For most of Donna Keeler’s life, the 74-year-old kept her family heirlooms safely tucked away. Among them, a brown taffeta wedding dress, pieces of an embroidered quilt, and her prized possession: what she thought was an original photo of the prolific 19th-century author Louisa May Alcott, best known for “Little Women.”
Turns out it was the wrong little woman. The photo isn’t of Louisa. It’s her sister, Anna Alcott Pratt, next to a photo of her husband, John Pratt.
So rather than a never-before-seen image of the author (and model for the fiercely independent Jo March of the novel), fans can see a glimpse of Anna, who inspired the character of Meg, the eldest of the March sisters in “Little Women.”
“I’m very happy this was clarified,” said Keeler, who lives in Georgetown. “I’ve been saying it was Louisa my whole life.”
Ray Angelo, a researcher in Ipswich, made the discovery while investigating Minot Pratt, an ancestor of Keeler’s. Angelo was interested in finding a picture of Pratt, a botanist, friend of Henry David Thoreau, and a founder of the Brook Farm Institute of Agriculture and Education, which was an experimental Utopian commune in West Roxbury.
Minot’s son John Pratt married Anna Alcott, thus the family connection.
In “Little Women,” John Pratt was the basis for Meg’s husband in the novel, John Brooke.
“At first I thought it was possibly [Louisa],” Angelo said. “But then my wife and I were looking at it carefully and said well, this picture of the woman had a receding chin and Louisa May has sort of a chin that sticks out a little bit more. So then we began to wonder.”

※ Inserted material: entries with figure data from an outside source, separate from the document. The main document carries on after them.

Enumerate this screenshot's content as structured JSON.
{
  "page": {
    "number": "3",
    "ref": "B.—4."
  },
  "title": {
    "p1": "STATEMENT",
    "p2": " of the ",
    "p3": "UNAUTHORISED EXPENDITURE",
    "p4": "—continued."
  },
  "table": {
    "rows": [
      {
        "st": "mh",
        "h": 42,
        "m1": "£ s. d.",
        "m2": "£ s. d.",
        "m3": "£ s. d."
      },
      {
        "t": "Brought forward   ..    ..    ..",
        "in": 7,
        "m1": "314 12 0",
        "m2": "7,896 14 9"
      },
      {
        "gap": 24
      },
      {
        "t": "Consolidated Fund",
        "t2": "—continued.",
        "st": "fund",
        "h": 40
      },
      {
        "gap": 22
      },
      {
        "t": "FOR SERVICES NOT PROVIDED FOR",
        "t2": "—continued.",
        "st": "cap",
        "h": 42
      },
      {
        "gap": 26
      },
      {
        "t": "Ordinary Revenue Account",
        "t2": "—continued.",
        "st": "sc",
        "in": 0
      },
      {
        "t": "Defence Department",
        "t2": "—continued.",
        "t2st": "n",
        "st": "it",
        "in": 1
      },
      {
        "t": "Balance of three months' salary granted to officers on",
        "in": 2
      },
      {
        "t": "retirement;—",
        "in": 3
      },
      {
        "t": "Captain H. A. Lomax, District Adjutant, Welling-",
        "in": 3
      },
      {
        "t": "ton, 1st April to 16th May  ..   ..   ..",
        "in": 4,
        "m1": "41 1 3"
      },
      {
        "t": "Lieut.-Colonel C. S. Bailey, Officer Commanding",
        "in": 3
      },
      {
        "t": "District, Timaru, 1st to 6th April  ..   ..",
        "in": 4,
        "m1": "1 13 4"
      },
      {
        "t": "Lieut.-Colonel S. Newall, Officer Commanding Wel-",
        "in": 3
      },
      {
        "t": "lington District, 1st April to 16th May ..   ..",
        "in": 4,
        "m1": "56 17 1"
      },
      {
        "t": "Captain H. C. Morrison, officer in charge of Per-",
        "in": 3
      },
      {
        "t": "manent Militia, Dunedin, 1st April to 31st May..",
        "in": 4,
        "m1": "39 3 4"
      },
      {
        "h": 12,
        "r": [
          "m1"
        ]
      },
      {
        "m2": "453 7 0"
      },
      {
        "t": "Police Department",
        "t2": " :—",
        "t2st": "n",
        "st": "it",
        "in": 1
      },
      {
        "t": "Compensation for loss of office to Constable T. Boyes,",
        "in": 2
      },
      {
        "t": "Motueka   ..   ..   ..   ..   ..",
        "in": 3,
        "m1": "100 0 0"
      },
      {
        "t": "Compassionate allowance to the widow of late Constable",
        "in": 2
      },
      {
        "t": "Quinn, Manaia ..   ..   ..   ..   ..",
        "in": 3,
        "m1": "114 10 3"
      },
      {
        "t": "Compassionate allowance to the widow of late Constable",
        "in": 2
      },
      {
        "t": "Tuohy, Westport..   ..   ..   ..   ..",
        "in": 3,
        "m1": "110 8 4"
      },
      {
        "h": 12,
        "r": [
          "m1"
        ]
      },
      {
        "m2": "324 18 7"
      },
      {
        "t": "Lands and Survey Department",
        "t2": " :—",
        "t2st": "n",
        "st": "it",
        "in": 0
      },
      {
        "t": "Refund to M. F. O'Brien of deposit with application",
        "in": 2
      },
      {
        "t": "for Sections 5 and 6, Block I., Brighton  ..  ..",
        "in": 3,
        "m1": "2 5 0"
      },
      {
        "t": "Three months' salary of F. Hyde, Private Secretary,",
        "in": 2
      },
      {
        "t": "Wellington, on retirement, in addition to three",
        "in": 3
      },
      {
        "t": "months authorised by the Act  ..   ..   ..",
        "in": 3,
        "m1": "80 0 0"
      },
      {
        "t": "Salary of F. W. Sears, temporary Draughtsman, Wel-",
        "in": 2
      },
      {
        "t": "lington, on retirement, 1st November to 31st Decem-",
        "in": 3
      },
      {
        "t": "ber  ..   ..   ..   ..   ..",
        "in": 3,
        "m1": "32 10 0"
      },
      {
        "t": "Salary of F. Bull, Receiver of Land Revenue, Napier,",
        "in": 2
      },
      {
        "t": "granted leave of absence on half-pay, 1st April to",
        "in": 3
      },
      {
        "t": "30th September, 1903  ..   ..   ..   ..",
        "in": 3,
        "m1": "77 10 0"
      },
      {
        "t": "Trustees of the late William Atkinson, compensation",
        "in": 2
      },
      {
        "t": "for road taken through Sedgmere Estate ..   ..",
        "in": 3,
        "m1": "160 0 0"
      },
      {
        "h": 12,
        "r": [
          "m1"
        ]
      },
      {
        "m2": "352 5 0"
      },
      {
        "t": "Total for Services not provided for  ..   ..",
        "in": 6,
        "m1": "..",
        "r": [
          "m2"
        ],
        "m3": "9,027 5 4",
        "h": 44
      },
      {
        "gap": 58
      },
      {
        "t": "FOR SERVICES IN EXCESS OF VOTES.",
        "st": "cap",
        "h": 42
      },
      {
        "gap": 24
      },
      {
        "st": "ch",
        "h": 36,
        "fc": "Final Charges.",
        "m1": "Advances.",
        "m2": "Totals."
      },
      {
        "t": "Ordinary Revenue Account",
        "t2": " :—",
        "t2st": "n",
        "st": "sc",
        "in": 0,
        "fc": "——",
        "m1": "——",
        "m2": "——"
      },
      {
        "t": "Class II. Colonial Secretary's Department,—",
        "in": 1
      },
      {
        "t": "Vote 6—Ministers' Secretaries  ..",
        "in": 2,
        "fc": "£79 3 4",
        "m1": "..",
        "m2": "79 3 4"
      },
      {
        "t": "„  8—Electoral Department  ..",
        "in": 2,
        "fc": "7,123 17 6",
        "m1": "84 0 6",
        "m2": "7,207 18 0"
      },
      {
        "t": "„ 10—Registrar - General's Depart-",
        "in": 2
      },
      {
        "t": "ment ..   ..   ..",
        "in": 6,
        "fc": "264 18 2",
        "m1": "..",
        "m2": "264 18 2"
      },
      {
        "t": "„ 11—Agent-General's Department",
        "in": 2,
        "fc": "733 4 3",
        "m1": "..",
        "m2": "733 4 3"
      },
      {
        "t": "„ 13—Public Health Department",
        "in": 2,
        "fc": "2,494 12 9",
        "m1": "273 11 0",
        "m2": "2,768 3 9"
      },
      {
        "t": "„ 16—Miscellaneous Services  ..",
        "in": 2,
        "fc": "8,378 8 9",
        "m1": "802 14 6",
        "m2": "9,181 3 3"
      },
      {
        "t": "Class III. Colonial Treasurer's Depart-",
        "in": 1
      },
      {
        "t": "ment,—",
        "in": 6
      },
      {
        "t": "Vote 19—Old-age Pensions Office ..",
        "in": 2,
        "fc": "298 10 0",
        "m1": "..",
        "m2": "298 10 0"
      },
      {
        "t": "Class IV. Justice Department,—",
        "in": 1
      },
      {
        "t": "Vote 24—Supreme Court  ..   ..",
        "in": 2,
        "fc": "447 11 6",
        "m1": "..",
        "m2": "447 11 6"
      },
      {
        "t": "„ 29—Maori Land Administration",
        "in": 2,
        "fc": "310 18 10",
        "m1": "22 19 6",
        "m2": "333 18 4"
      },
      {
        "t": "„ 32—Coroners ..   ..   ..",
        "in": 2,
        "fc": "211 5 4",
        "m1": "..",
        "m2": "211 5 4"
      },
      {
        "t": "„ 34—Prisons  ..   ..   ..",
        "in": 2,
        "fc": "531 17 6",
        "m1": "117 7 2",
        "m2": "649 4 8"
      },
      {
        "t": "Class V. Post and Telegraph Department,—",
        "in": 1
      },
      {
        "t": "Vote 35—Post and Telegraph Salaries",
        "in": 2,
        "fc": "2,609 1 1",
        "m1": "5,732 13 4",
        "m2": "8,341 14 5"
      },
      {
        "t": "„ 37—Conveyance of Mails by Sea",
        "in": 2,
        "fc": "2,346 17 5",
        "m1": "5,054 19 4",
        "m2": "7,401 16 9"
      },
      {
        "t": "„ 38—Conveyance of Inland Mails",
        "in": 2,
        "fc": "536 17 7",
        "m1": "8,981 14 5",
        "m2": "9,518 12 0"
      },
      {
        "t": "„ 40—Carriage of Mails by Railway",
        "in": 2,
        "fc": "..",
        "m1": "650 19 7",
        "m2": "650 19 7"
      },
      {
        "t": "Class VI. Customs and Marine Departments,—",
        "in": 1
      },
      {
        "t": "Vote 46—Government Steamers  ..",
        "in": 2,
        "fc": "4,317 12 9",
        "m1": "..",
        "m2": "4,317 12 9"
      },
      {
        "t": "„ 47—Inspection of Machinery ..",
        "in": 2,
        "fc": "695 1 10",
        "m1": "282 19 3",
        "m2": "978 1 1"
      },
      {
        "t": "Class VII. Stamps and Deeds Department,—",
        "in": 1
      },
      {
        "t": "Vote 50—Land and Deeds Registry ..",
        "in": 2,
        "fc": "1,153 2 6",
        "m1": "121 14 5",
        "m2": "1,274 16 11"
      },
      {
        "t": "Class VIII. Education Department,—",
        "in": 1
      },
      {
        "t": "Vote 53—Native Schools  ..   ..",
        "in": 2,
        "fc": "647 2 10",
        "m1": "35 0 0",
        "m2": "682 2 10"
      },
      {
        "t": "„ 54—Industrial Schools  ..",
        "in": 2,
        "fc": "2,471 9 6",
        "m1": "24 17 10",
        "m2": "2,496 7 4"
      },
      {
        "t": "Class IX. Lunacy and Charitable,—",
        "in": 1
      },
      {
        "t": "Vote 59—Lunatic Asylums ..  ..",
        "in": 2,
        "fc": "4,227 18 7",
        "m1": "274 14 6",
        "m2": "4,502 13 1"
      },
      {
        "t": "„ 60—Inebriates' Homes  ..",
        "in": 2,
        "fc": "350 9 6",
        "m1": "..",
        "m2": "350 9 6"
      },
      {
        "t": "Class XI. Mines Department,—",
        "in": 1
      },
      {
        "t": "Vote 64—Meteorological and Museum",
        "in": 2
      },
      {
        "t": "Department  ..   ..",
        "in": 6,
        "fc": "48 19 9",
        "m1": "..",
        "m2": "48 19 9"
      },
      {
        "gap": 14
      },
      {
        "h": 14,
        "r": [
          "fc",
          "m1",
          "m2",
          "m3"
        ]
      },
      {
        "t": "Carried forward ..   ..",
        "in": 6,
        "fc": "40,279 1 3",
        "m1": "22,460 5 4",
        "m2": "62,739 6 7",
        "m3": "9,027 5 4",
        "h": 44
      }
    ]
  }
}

He borrowed a small photo album from Keeler and showed the small black-and-white portraits to Susan Bailey, 61, a North Grafton resident, Alcott aficionado, and keeper of the blog “Louisa May Alcott is My Passion.” Bailey turned to Kristi Martin, a doctoral candidate at Boston University in the Department of American and New England Studies, and Jan Turnquist, executive director of Louisa May Alcott’s Orchard House.
The previously unpublished photo gave all three women a thrill.
“The instant I saw it I knew it was Anna,” Turnquist said. “It’s like knowing your own family members. If you’re really steeped in this enough, you recognize instantly the slight nuance even if siblings look a lot alike.”
Anna Pratt’s hair is in a bun. John Pratt, shown in two photos, has a beard, with his hair long and combed back. Their facial expressions are serious, as is often expected in portraits from that era. The couples’ portraits are also facing each other, as was sometimes done to indicate a husband and wife.
“Anna was the most domestic of the four sisters,” Bailey said.
“Anna very much embraced her role as ‘Meg March.’ She was very accommodating to fans, which Louisa wasn’t always so much, and often referred to herself as ‘Meg March’ when she would write to fans.”
What Bailey and other fans of “Little Women” might appreciate most is that the photos spark their imaginations about Alcott’s characters.
Much work has been done on the Alcott family, and their history has been preserved directly from the family since the early 1900s, Martin said.
“It’s thrilling and a bit surprising to find something unknown, but it’s certainly not unheard of,” she said. “That these photographs come from a Pratt family descendant makes the provenance very strong.”
Keeler said she was grateful to learn so much about her family history. She plans to create a new photo album and pass these relics and photographs down to the next generation.
“These are things I’ve had and cherished, but I couldn't tell you there was any grand plan for anything until this occurred,” Keeler said. “It was just a part of my heritage I had with me.”